L’Assemblée nationale a approuvé ce lundi 2 juin une proposition de loi de Gabriel Attal «élevant Alfred Dreyfus au rang de général de brigade», un «acte de réparation» visant à parachever sa réhabilitation, 130 ans après sa condamnation. Le texte a été adopté à l’unanimité en première lecture à l’unanimité, comme la semaine dernière en commission de la Défense.
«Promouvoir aujourd’hui Alfred Dreyfus au rang de général de brigade constituerait un acte de réparation, une reconnaissance de ses mérites et un hommage rendu à son engagement républicain», souligne le député des Hauts-de-Seine et président de Renaissance dans l’exposé des motifs du texte. Et ce dans un contexte où «l’antisémitisme qui frappa Alfred Dreyfus n’appartient pas à un passé révolu», et où la «République doit sans cesse réaffirmer sa vigilance, sa fermeté, son engagement absolu contre toutes les formes de discrimination», relève-t-il.
Une revalorisation déjà demandée par Dreyfus
En 1894, le capitaine Alfred Dreyfus est condamné pour trahison et contraint à l’exil sur l’île du Diable en Guyane, sur la base de fausses accusations alimentées par un antisémitisme très ancré dans la société française de la fin du XIXe siècle. En 1906, un arrêt de la Cour de cassation l’innocente, entraînant de fait sa réintégration dans l’armée. Dans la foulée, une loi le nomme chef d’escadron (commandant), avec effet le jour de la promulgation de la loi.

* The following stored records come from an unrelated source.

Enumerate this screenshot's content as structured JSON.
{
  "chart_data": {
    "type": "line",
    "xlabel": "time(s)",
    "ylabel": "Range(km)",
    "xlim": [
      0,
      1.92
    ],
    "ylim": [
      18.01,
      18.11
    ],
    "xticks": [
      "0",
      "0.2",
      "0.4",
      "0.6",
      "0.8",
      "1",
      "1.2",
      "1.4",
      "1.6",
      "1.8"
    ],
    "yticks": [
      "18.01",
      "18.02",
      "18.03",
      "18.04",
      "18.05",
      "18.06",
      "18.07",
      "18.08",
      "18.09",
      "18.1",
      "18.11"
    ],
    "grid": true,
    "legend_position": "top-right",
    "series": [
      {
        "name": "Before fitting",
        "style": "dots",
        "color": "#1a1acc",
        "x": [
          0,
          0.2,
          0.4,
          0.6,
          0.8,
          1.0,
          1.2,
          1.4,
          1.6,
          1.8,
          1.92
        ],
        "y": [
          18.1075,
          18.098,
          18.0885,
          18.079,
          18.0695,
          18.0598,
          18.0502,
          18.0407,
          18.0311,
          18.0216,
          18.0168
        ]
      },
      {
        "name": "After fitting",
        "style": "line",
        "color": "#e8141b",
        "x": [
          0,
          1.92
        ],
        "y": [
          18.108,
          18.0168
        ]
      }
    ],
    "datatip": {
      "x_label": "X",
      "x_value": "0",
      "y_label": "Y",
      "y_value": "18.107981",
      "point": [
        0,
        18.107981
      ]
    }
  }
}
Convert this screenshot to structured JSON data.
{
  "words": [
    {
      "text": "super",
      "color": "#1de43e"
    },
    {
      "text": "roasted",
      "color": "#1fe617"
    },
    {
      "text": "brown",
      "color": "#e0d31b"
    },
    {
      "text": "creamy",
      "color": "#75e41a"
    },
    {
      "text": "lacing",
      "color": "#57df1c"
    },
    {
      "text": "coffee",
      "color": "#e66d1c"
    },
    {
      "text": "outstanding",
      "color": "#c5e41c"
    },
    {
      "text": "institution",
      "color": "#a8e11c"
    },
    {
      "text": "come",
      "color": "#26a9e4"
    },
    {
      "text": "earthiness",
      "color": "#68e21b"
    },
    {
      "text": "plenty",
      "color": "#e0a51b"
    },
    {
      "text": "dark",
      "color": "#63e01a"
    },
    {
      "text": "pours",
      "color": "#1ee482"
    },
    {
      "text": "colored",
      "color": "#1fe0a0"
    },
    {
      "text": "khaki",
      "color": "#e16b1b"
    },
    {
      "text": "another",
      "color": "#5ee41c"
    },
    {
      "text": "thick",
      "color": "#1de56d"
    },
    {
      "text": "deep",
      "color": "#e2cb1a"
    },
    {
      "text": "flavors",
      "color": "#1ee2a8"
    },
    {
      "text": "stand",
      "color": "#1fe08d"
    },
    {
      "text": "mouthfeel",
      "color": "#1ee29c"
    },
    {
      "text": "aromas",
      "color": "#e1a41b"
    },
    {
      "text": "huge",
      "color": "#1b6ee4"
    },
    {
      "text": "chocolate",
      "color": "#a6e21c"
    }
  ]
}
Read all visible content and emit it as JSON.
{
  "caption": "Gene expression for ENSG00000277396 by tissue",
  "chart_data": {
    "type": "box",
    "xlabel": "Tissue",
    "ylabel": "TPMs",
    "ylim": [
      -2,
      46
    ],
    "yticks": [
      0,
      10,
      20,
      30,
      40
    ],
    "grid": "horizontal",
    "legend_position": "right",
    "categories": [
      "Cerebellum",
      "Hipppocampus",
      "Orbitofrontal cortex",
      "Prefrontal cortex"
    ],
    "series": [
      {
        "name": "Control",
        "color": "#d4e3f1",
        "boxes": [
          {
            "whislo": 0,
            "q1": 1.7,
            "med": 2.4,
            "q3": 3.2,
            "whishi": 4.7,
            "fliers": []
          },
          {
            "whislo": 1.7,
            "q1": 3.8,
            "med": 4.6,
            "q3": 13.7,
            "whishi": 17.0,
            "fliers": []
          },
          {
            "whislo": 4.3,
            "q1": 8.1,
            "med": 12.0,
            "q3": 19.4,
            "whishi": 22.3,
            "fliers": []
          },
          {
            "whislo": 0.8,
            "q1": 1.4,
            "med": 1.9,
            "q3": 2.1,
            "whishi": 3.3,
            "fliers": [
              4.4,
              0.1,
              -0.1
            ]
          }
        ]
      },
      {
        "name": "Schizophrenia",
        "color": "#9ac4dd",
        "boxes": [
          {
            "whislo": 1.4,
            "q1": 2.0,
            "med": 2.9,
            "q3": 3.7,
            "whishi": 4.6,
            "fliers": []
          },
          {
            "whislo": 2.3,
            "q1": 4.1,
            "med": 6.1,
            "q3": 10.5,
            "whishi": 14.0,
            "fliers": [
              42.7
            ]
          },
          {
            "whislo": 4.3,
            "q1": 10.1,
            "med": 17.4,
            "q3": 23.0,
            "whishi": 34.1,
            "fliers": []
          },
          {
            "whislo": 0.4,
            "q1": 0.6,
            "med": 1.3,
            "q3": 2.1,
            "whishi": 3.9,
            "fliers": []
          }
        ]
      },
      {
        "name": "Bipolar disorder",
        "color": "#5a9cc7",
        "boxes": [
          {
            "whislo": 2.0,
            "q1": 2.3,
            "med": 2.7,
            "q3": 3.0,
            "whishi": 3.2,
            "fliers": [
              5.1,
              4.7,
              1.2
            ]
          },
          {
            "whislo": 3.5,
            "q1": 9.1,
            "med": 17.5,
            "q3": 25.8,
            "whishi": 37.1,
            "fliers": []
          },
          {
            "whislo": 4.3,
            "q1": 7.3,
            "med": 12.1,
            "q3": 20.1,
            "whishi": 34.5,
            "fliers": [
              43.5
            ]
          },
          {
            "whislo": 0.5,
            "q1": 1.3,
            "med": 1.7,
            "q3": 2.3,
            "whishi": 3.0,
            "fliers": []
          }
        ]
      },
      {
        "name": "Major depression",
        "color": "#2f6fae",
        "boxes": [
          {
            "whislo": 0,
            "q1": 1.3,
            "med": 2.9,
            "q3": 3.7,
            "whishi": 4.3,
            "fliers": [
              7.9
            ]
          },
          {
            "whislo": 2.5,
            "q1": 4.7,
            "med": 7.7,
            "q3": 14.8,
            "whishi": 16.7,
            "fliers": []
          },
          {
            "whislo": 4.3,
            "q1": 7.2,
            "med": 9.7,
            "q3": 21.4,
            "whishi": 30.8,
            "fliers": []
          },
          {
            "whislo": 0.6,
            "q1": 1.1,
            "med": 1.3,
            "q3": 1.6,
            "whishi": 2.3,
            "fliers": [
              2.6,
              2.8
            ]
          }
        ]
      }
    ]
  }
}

Une «injustice» car «la réintroduction du capitaine Dreyfus au grade de chef d’escadron ne correspond pas à une reconstitution de carrière complète», souligne le rapporteur de la proposition de loi, le député du Bas-Rhin Charles Sitzenstuhl (Renaissance). Alfred Dreyfus demandera lui-même à voir sa carrière revalorisée, sans obtenir gain de cause, et quittera l’armée en 1907 − avant de servir à nouveau pendant la Grande Guerre.
Un hommage national en 2006
La question de la réhabilitation pleine et entière d’Alfred Dreyfus «a été longtemps occultée et ignorée, en dehors de sa famille et des spécialistes de l’Affaire», note Charles Sitzenstuhl. Un pas est franchi en 2006, lors d’un hommage de la nation en son honneur : le président Chirac reconnaît alors que «justice [ne lui] a pas complètement été rendue», et qu’il n’a pu «[bénéficier] de la reconstitution de carrière à laquelle il avait pourtant droit». La ministre des Armées Florence Parly l’évoque à son tour en 2019. Deux ans plus tard, Emmanuel Macron estime qu’il revient «sans doute à l’institution militaire, dans un dialogue avec les représentants du peuple français», de nommer Dreyfus général à titre posthume.
Plusieurs initiatives parlementaires ont également été prises ces dernières années, par la droite à l’Assemblée et au Sénat, et plus récemment par le sénateur PS Patrick Kanner, en écho à une tribune mi-avril du premier président de la Cour des comptes Pierre Moscovici, de l’ex-secrétaire général de l’Elysée Frédéric Salat-Baroux et du président de la maison Zola-Musée Dreyfus Louis Gauthier. Son petit-fils, Charles Dreyfus, a fait aussi de sa vie un combat pour la mémoire de son aïeul.
Unanimité en commission
Mercredi dernier en commission, tous les orateurs des groupes ont joint leur voix pour soutenir la mesure. «Dans un contexte de montée de l’antisémitisme, cette réparation posthume rappelle à toute la nation l’urgence de la défense de ses principes et l’importance de son unité», a plaidé le député RN Thierry Tesson, dont le parti n’a de cesse de donner des gages de son engagement contre l’antisémitisme. Le député LFI Gabriel Amard a de son côté fustigé le «double discours du RN», où «les propos et comportements antisémites foisonnent encore» selon lui. «C’est dans ma famille que l’on descend des dreyfusards, pas dans la vôtre», a-t-il lancé, en invitant à ne pas utiliser la lutte contre l’antisémitisme comme un «outil de disqualification» politique.
En conclusion des débats, Charles Sitzenstuhl s’est déclaré favorable à titre personnel à l’entrée au Panthéon d’Alfred Dreyfus, estimant que le vote de la proposition de loi «[renforcerait] la dynamique» en ce sens. Interrogé sur cette hypothèse, l’entourage du président de la République a affirmé dimanche que sa «préoccupation» était «à ce stade, de faire vivre les valeurs du dreyfusisme, combat toujours d’actualité pour la vérité et la justice, contre l’antisémitisme et l’arbitraire».
Mise à jour à 17 h 45 avec l’adoption du texte à l’unanimité.